I am trying to parse XML and extract node value within XML using Spark-SQL ,
Consider below XML
<Account><ID1><other><ID>123</ID></other></ID1></Account>
Here I am trying to extract 123 using XPath but not getting expected Result.
I appreciated any help here.
to parse XML and extract node values in azure databricks using spark sql, you can use xpath_string
function. example:
from pyspark.sql import SparkSession
# Initialize Spark session
spark = SparkSession.builder \
.appName("XML Parsing with Spark SQL") \
.getOrCreate()
# Sample data with XML content
data = [
('<Account><ID1><other><ID>123</ID></other></ID1></Account>',),
('<Account><ID1><other><ID>456</ID></other></ID1></Account>',)
]
# Define column names
columns = ['xml_data']
# Create DataFrame
df = spark.createDataFrame(data, columns)

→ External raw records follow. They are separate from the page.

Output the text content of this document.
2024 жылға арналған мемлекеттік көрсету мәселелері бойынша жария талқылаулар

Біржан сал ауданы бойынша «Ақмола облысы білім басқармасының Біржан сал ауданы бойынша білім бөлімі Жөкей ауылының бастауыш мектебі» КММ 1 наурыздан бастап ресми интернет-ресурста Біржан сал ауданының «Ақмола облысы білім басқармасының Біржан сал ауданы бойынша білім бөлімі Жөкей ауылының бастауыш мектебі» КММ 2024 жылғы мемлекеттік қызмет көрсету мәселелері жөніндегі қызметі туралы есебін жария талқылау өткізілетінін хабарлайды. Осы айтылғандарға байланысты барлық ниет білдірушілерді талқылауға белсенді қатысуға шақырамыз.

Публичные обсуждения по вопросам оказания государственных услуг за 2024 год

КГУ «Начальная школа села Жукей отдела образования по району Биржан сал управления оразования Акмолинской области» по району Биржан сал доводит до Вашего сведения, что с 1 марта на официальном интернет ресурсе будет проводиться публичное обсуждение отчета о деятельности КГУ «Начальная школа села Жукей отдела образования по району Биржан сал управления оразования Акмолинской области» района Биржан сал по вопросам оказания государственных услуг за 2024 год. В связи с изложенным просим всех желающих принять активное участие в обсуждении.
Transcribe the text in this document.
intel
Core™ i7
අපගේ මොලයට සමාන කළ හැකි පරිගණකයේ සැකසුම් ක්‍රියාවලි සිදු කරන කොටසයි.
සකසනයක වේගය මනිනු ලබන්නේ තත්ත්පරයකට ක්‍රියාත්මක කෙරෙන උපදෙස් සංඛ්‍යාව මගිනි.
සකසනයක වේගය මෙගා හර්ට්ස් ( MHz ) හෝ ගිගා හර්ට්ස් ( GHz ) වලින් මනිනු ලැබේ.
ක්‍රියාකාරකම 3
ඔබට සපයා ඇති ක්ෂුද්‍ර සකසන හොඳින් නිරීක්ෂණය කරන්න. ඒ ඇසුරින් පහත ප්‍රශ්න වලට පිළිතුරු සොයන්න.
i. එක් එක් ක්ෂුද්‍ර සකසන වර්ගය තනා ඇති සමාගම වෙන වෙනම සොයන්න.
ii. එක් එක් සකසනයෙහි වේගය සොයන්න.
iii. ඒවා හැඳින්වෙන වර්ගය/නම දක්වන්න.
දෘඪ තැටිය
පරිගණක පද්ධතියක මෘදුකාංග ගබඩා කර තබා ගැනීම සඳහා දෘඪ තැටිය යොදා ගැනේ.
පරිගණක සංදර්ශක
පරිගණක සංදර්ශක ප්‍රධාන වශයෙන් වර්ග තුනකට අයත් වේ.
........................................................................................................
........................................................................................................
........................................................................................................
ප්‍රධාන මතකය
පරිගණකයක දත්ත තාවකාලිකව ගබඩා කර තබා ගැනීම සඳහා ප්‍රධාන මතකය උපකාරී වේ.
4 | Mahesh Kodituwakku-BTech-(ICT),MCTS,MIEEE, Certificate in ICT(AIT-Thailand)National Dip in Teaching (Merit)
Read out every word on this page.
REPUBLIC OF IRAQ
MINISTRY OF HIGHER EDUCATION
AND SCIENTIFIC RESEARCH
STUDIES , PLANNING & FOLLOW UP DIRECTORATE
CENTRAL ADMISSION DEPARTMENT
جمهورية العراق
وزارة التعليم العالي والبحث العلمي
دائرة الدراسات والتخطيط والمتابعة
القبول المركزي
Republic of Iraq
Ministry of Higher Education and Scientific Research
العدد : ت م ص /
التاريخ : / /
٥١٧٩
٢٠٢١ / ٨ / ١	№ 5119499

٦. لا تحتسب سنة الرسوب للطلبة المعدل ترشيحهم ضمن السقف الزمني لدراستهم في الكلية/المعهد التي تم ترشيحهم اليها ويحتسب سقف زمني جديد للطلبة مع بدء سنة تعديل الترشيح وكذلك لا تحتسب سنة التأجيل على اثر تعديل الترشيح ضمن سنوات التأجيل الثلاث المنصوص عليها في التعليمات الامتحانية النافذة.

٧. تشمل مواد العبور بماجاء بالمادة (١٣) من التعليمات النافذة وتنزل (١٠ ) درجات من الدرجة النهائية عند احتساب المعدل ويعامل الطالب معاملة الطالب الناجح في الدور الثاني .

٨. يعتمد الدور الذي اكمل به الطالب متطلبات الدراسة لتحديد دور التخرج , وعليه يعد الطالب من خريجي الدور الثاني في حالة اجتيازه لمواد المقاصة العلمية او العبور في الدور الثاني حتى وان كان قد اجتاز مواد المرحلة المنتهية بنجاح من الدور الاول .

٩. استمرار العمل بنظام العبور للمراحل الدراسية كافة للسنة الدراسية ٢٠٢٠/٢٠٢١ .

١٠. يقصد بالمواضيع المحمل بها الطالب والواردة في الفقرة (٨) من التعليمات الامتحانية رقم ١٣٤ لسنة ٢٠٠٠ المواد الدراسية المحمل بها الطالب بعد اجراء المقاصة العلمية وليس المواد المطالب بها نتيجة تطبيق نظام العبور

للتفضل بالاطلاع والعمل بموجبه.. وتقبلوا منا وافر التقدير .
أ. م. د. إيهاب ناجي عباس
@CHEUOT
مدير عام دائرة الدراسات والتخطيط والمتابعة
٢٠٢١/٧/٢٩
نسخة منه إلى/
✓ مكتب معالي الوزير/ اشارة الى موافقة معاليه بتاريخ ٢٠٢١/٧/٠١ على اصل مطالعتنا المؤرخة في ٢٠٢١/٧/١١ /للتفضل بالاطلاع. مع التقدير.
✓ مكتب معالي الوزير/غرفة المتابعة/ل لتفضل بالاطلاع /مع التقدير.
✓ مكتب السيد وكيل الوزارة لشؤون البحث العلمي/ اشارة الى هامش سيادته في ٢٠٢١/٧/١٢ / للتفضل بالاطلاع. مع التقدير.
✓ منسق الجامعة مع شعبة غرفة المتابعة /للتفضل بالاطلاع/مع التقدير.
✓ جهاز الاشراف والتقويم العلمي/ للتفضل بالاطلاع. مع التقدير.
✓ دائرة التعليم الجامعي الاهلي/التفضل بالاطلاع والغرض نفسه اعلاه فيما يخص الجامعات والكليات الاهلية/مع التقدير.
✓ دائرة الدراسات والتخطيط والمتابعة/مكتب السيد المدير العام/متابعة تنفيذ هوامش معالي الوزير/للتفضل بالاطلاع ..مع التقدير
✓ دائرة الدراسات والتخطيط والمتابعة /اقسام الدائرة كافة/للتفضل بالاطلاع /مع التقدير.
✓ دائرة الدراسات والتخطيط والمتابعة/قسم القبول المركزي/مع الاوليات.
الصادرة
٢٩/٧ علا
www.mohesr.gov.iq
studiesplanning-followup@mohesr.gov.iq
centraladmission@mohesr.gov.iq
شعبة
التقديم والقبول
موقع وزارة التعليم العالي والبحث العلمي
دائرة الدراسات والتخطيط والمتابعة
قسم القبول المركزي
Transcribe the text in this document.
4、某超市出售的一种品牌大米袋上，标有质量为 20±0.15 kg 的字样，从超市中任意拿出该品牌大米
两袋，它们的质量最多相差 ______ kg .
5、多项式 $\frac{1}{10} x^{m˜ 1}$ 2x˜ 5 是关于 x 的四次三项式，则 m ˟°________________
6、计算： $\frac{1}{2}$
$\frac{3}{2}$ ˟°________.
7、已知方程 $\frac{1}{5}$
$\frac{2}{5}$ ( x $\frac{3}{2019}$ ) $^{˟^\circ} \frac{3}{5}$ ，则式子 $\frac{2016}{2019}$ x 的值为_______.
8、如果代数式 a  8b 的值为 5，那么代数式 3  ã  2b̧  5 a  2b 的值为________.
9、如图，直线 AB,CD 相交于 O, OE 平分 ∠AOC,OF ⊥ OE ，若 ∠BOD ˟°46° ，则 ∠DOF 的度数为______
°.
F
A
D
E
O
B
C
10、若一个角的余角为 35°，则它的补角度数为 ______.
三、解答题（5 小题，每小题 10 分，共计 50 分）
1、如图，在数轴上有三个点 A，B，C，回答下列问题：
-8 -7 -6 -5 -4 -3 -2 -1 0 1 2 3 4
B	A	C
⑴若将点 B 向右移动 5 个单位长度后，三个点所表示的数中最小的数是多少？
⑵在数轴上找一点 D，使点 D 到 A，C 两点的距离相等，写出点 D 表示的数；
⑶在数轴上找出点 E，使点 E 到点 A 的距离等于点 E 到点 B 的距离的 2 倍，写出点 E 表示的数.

# Show the DataFrame content
df.show(truncate=False)
# Register the DataFrame as a temp view
df.createOrReplaceTempView("xml_table")
# Execute SQL query to extract values using XPath
result = spark.sql("""
SELECT
xpath_string(xml_data, 'Account/ID1/other/ID/text()') AS extracted_id
FROM
xml_table
""")
# Show the results
result.show(truncate=False)
# Stop the Spark session
spark.stop()
output:
extracted_id |
---|
123 |
456 |